One-per-cent immigration target too small to bridge jobs gap

Canada’s plan to bring in a million immigrants over the next three years is not ambitious enough to meet the country’s need for workers, Toronto immigration lawyer Matthew Jeffery tells The Lawyers Daily.

As the article notes, Federal Minister of Immigration, Refugees and Citizenship Ahmed Hussen recently revealed Canada’s first multi-year plan for immigration levels, calling for 310,000 new permanent residents in 2018.

The following year, the number of new arrivals will increase to 330,000, with a further 340,000 anticipated in 2020. By the end of the cycle, Canada’s annual immigration level will total around 0.9 per cent of its overall population, up from the current 0.8 per cent.

A number of observers, including the Conference Board of Canada, have endorsed a target that would see the country absorb one per cent of its population every year through immigration, but Jeffery, who operates the immigration-focused Matthew Jeffery Barrister & Solicitor office in Toronto, tells The Lawyers Daily that the figure is an “arbitrary” number that falls short of meeting the demand in the nation’s labour force.

He blames political reality for the failure to set a higher, more realistic aim.

“Gigantic increases in immigration is something the public does not seem to have the stomach for,” Jeffery says. “From the political standpoint it is better to do it gradually rather than bringing in a huge number more than previously.”

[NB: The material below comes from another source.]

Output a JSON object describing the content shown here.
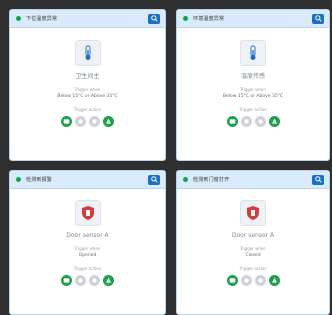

In a statement, Hussen told the legal news outlet that the adoption of a growth-oriented plan would help future planning, support economic need, and address the impact of aging populations, among other things.

“This historic multi-year immigration levels plan will benefit all Canadians because immigrants will contribute their talents to support our economic growth and innovation, helping to keep our country at the forefront of the global economy,” Hussen said.